Ex Ante Evaluation of AI-Induced Idea Diversity Collapse
It addresses the overlooked problem of population-level idea crowding from AI for developers and evaluators of creative AI systems, offering an actionable evaluation target.
The paper introduces a framework to evaluate AI-induced diversity collapse in creative outputs, showing that frontier LLMs produce more crowded ideas than humans across three tasks, with a diversity ratio below parity. The framework enables ex ante estimation of crowding risk without human-AI interaction data.

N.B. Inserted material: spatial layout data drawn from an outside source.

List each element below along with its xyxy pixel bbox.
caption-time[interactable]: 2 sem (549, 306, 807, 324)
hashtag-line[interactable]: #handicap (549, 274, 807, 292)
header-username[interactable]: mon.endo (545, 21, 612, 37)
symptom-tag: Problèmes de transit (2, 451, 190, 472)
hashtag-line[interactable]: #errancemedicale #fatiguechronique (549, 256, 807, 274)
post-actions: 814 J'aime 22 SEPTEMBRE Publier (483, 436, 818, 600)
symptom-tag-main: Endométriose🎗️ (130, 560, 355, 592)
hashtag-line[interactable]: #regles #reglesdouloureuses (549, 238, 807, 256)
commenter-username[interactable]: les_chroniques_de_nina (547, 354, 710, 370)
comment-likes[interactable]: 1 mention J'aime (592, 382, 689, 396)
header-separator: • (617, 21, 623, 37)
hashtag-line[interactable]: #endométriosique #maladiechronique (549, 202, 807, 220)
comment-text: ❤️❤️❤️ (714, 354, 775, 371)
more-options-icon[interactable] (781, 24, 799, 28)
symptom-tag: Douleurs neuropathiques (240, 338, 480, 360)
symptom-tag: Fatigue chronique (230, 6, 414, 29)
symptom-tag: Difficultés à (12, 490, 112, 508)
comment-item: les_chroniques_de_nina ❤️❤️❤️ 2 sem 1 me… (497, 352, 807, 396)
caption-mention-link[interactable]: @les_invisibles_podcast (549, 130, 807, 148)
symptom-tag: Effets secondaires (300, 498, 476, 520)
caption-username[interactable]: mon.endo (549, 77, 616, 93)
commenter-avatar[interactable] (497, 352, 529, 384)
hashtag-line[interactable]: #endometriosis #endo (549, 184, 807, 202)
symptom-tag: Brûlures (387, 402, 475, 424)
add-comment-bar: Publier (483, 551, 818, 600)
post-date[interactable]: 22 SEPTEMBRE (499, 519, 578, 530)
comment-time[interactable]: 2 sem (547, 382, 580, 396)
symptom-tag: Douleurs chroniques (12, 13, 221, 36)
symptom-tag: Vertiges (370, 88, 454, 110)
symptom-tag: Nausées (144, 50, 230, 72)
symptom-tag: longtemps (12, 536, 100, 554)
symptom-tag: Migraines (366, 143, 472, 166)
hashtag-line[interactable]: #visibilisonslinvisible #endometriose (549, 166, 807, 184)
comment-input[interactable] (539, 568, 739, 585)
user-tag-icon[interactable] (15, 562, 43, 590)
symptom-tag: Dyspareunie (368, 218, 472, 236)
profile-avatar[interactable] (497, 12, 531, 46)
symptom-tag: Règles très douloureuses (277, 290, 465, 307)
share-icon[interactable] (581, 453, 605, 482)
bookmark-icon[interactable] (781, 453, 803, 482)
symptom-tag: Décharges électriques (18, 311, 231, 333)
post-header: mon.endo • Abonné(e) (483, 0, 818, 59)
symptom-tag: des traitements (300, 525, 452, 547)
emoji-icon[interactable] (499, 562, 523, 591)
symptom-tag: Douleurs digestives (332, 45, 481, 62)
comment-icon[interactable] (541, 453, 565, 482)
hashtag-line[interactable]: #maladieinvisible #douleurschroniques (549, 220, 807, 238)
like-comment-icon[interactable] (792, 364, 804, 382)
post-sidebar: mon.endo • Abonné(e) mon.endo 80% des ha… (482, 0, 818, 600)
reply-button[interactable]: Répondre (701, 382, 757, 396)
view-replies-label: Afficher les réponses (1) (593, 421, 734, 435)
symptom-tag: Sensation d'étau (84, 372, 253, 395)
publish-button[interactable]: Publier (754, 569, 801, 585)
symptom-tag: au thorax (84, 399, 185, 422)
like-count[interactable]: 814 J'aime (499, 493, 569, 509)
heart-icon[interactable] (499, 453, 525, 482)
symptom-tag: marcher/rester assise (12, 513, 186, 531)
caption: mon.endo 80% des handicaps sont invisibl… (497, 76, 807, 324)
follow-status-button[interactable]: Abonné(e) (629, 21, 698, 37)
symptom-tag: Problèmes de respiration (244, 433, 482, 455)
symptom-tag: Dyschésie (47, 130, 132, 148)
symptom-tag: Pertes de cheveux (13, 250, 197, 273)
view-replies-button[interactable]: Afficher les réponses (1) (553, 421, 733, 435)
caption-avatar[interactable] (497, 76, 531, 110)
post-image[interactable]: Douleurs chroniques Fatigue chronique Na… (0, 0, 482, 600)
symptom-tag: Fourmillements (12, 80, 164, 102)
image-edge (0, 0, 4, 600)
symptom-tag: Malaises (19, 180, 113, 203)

Creative AI systems are typically evaluated at the level of individual utility, yet creative outputs are consumed in populations: an idea loses value when many others produce similar ones. This creates an evaluation blind spot, as AI can improve individual outputs while increasing population-level crowding. We introduce a human-relative framework for benchmarking AI-induced human diversity collapse without requiring human-AI interaction data, providing an ex ante protocol to estimate crowding risk from model-only generations and matched unaided human baselines. By modeling ideas as congestible resources, we show that source-level crowding is identifiable from within-distribution comparisons, yielding an excess-crowding coefficient $Δ$ and a human-relative diversity ratio $ρ$. We show that $ρ\ge1$ is the no-excess-crowding parity condition and connect $Δ$ to an adoption game with exposure-dependent redundancy costs. Across short stories, marketing slogans, and alternative-uses tasks, three frontier LLMs fall below parity across crowding kernels. Estimates stabilize with feasible model-only sample sizes. Importantly, generation-protocol variants show that crowding can be reduced through targeted design, making diversity collapse an actionable, development-time evaluation target for population-aware creative AI.